THE hospital was silent and dreary, filled with an air of devastation. I was sitting in the long, endless corridor. The only sound was the ticking of the clock. Sunrise was expected anytime. Dawn was to bring never-ending darkness in my life. “We will pull the plug in the morning,” were the words that were jarring my nerves. My best friend was in deathly sleep. After her accident, she was lying comatose. Her body was dead but her brain was alive. With the consent of the family, the hospital’s ethics committee decided that there was no point in keeping her alive on life-support.
“But this is murder” was all that reverberated through my mind.
How can all these professional and competent doctors deprive a 20-year-old girl of another chance at life? But they had a very decent terminology for this brutal act: euthanasia, or mercy killing! One way or the other, euthanasia is practised in the many countries of the world, and not just Third-World countries.
Euthanasia literally means “dying well”. It is, in layman’s terms, considered to be a “death of mercy” or “good death”. To really understand the meaning and the purpose behind practising euthanasia, we would have to understand its two basic forms: active euthanasia and passive euthanasia.
Both the American Medical Association and the American judicial system recognize a sharp distinction between active and passive euthanasia.
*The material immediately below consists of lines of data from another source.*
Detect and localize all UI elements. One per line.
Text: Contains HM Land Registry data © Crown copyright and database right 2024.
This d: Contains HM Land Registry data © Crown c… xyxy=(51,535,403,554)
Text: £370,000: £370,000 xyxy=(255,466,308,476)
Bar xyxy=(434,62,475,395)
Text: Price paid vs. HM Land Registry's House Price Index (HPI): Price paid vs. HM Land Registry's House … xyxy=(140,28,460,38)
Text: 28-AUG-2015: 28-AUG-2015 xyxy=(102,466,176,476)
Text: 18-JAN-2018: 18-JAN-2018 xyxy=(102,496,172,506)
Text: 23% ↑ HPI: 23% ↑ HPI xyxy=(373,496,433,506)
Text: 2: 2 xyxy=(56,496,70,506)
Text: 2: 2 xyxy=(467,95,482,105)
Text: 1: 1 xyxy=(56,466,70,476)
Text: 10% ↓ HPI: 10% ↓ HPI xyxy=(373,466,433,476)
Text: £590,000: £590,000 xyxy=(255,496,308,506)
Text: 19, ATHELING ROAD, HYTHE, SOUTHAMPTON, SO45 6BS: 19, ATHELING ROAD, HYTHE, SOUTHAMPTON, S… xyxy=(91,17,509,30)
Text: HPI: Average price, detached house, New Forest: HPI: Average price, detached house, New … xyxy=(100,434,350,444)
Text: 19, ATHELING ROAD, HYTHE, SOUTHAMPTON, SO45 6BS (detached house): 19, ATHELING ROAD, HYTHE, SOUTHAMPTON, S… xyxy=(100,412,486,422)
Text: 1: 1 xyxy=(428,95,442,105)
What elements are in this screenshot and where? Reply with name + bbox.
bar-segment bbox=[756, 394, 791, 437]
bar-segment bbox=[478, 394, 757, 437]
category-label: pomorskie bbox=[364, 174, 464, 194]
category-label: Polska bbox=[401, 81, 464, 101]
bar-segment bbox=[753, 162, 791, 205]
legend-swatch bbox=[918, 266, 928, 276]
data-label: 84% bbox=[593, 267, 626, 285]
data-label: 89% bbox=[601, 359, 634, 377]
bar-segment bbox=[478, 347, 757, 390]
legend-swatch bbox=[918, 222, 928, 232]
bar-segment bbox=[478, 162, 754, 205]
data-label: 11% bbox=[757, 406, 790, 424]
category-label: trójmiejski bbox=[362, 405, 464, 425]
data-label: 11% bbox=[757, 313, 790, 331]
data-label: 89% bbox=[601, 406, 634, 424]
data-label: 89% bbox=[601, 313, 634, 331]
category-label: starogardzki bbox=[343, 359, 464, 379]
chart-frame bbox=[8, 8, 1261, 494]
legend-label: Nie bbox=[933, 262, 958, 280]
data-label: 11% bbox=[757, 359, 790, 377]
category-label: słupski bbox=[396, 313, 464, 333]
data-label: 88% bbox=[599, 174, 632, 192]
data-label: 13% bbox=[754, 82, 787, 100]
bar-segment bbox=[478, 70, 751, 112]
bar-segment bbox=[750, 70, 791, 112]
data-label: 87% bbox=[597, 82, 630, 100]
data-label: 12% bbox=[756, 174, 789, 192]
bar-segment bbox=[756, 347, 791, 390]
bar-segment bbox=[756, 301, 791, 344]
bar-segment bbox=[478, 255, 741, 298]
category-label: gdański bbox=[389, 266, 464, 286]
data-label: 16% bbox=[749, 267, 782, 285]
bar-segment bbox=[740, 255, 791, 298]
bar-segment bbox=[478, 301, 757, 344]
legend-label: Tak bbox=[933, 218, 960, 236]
The first of these terms, active euthanasia, refers to any action that directly contributes to the death of someone who is terminally ill or in great pain. Passive euthanasia, on the other hand, refers to a decision not to treat a life-threatening condition on the grounds that no extraordinary measures should be taken to save the life of someone who is either terminally ill or in great pain. Legally, the difference between active and passive euthanasia is the difference between killing and allowing to die — the first is punishable by strict penalties in our legal system, while the second is not even a misdemeanour.
One of the most referred contemporarily discussions on the subject of euthanasia is Active and Passive Euthanasia (1975) by the professor of Philosophy of University Of Alabama, James Rachel. Rachel signifies the fact that there is no moral difference between actively killing a person and passively allowing the person to die. It is observed by Rachel that people think people are of the view that actively killing a person is more morally unethical and brutal than passively allowing him to die. However, there is no wide difference between both because both of the result in death of the patient on humanitarian grounds. The difference between the two is emphasized because we often hear of cases of active killings, but not of passive killings.
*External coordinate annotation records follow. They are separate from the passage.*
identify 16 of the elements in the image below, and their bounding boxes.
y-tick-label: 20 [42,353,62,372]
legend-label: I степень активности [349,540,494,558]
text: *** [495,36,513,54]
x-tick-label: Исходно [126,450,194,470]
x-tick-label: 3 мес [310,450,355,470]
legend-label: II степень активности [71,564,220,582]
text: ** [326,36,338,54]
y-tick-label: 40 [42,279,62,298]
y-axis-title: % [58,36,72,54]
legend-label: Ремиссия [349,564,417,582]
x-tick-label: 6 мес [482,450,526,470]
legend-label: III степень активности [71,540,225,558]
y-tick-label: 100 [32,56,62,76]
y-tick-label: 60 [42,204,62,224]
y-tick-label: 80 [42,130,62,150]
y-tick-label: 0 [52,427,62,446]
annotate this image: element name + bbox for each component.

Twenty years ago, when a dying patient was kept alive through a respiration machine, it was considered to be something like playing God. Many caring individuals have expressed deep sentiments on the right-to-die debate on euthanasia. What if euthanasia is carried out on a patient suffering from a terminal illness and the family finds out immediately afterwards that a cure has been found. Can there be any measure of the amount of the family’s desolation that has lost their loved one?
The practice of euthanasia is not about relieving the patient of pain, but the ultimate sign of not having faith in God. Doctors forget that there is a bigger and more supreme power hat has everything is His hands. He alone can change things for the better or the worse in an instant, and we are to repose our firm faith and trust in Him. So, the act of administering euthanasia is in complete defiance to it.